Figure 1. MTA1 promotes the Pten loss-driven prostate tumorigenesis and cancer progression.

Figure 1

(A) Comparison of H & E and IHC of MTA1, p-Akt and PTEN in the prostates from 10-month-old Pten+/f mice and Cre-negative normal prostate (NP) controls.
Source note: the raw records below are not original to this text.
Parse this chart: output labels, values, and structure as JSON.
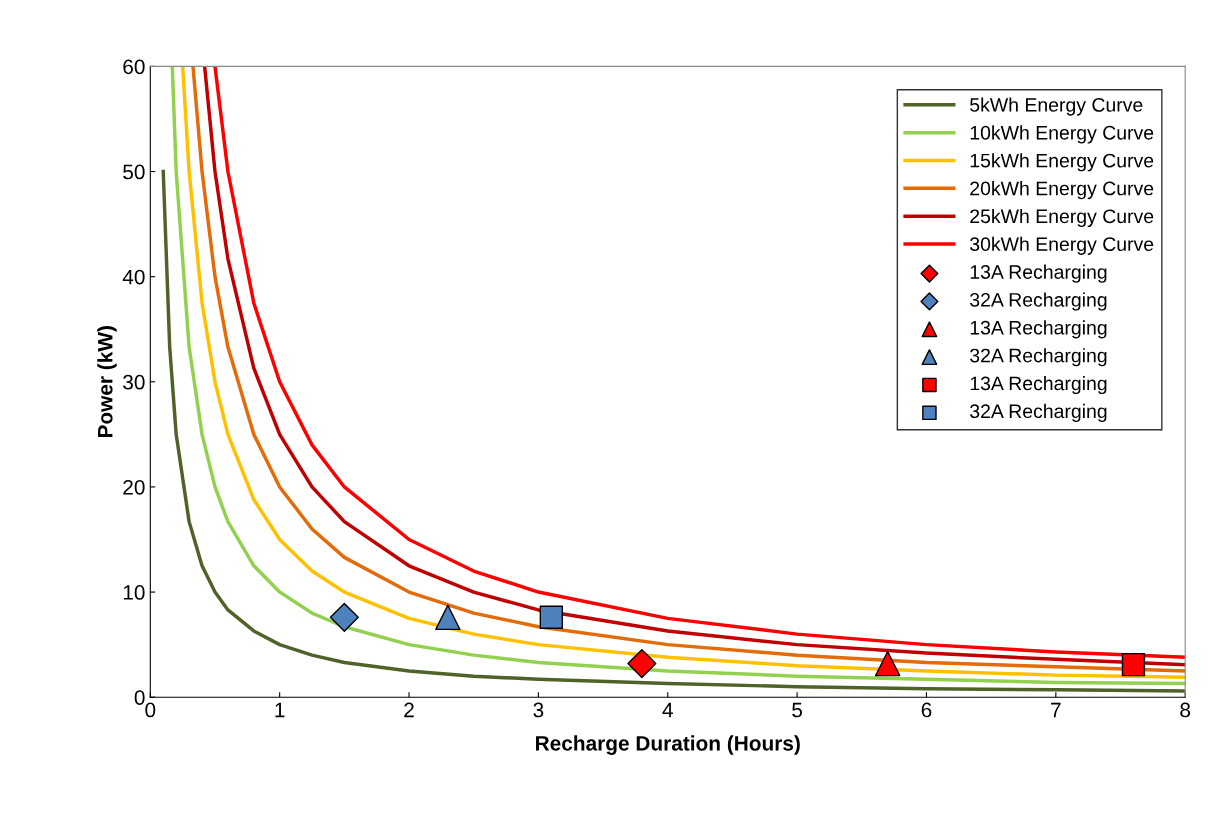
{
  "chart_data": {
    "type": "line",
    "xlabel": "Recharge Duration (Hours)",
    "ylabel": "Power (kW)",
    "xlim": [
      0,
      8
    ],
    "xticks": [
      0,
      1,
      2,
      3,
      4,
      5,
      6,
      7,
      8
    ],
    "ylim": [
      0,
      60
    ],
    "yticks": [
      0,
      10,
      20,
      30,
      40,
      50,
      60
    ],
    "grid": false,
    "legend": "top right",
    "marker": "none",
    "line_style": "solid",
    "series": [
      {
        "name": "5kWh Energy Curve",
        "color": "#4f6228",
        "x": [
          0.1,
          0.15,
          0.2,
          0.3,
          0.4,
          0.5,
          0.6,
          0.8,
          1,
          1.25,
          1.5,
          2,
          2.5,
          3,
          4,
          5,
          6,
          7,
          8
        ],
        "values": [
          50,
          33.3,
          25,
          16.7,
          12.5,
          10,
          8.3,
          6.3,
          5,
          4,
          3.3,
          2.5,
          2,
          1.7,
          1.3,
          1,
          0.8,
          0.7,
          0.6
        ]
      },
      {
        "name": "10kWh Energy Curve",
        "color": "#92d050",
        "x": [
          0.17,
          0.2,
          0.3,
          0.4,
          0.5,
          0.6,
          0.8,
          1,
          1.25,
          1.5,
          2,
          2.5,
          3,
          4,
          5,
          6,
          7,
          8
        ],
        "values": [
          60,
          50,
          33.3,
          25,
          20,
          16.7,
          12.5,
          10,
          8,
          6.7,
          5,
          4,
          3.3,
          2.5,
          2,
          1.7,
          1.4,
          1.3
        ]
      },
      {
        "name": "15kWh Energy Curve",
        "color": "#ffc000",
        "x": [
          0.25,
          0.3,
          0.4,
          0.5,
          0.6,
          0.8,
          1,
          1.25,
          1.5,
          2,
          2.5,
          3,
          4,
          5,
          6,
          7,
          8
        ],
        "values": [
          60,
          50,
          37.5,
          30,
          25,
          18.8,
          15,
          12,
          10,
          7.5,
          6,
          5,
          3.8,
          3,
          2.5,
          2.1,
          1.9
        ]
      },
      {
        "name": "20kWh Energy Curve",
        "color": "#e36c09",
        "x": [
          0.33,
          0.4,
          0.5,
          0.6,
          0.8,
          1,
          1.25,
          1.5,
          2,
          2.5,
          3,
          4,
          5,
          6,
          7,
          8
        ],
        "values": [
          60,
          50,
          40,
          33.3,
          25,
          20,
          16,
          13.3,
          10,
          8,
          6.7,
          5,
          4,
          3.3,
          2.9,
          2.5
        ]
      },
      {
        "name": "25kWh Energy Curve",
        "color": "#c00000",
        "x": [
          0.42,
          0.5,
          0.6,
          0.8,
          1,
          1.25,
          1.5,
          2,
          2.5,
          3,
          4,
          5,
          6,
          7,
          8
        ],
        "values": [
          60,
          50,
          41.7,
          31.3,
          25,
          20,
          16.7,
          12.5,
          10,
          8.3,
          6.3,
          5,
          4.2,
          3.6,
          3.1
        ]
      },
      {
        "name": "30kWh Energy Curve",
        "color": "#ff0000",
        "x": [
          0.5,
          0.6,
          0.8,
          1,
          1.25,
          1.5,
          2,
          2.5,
          3,
          4,
          5,
          6,
          7,
          8
        ],
        "values": [
          60,
          50,
          37.5,
          30,
          24,
          20,
          15,
          12,
          10,
          7.5,
          6,
          5,
          4.3,
          3.8
        ]
      },
      {
        "name": "13A Recharging",
        "type": "scatter",
        "marker": "diamond",
        "color": "#ff0000",
        "x": [
          3.8
        ],
        "values": [
          3.2
        ]
      },
      {
        "name": "32A Recharging",
        "type": "scatter",
        "marker": "diamond",
        "color": "#4f81bd",
        "x": [
          1.5
        ],
        "values": [
          7.6
        ]
      },
      {
        "name": "13A Recharging",
        "type": "scatter",
        "marker": "triangle",
        "color": "#ff0000",
        "x": [
          5.7
        ],
        "values": [
          3.2
        ]
      },
      {
        "name": "32A Recharging",
        "type": "scatter",
        "marker": "triangle",
        "color": "#4f81bd",
        "x": [
          2.3
        ],
        "values": [
          7.6
        ]
      },
      {
        "name": "13A Recharging",
        "type": "scatter",
        "marker": "square",
        "color": "#ff0000",
        "x": [
          7.6
        ],
        "values": [
          3.1
        ]
      },
      {
        "name": "32A Recharging",
        "type": "scatter",
        "marker": "square",
        "color": "#4f81bd",
        "x": [
          3.1
        ],
        "values": [
          7.6
        ]
      }
    ]
  }
}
Scale bars, 100 μm. (B) Immunoblots of MTA1, PTEN, p-Akt, Akt, AR, c-Myc, CyclinD1, TGFβ1, Notch2, Ets2, and Hsp90 and (C) qRT-PCR analysis of MTA1, Akt1, c-Myc, Ets2 and Hsp90 mRNA levels in the prostate tissues from 10-month-old Pten+/f mice compared to NP controls. (D) Comparison of H & E, MTA1, and p-Akt staining in the prostate tissues from 10-week-old Ptenf/f mice and NP controls. Scale bars, 100 μm. (E) Immunoblots of MTA1, p-Akt, Akt, AR, NF-κB (p65), IL-1β, Hsp90, E-cadherin (E-cad) and Vimentin in the prostate tissues from Ptenf/f mice compared to NP controls, isolated at the ages mentioned. Hsp70 was used as a loading control. qRT-PCR data represent the mean ± SEM (n = 3), *p < 0.05 (two-tailed, two-sample t-test).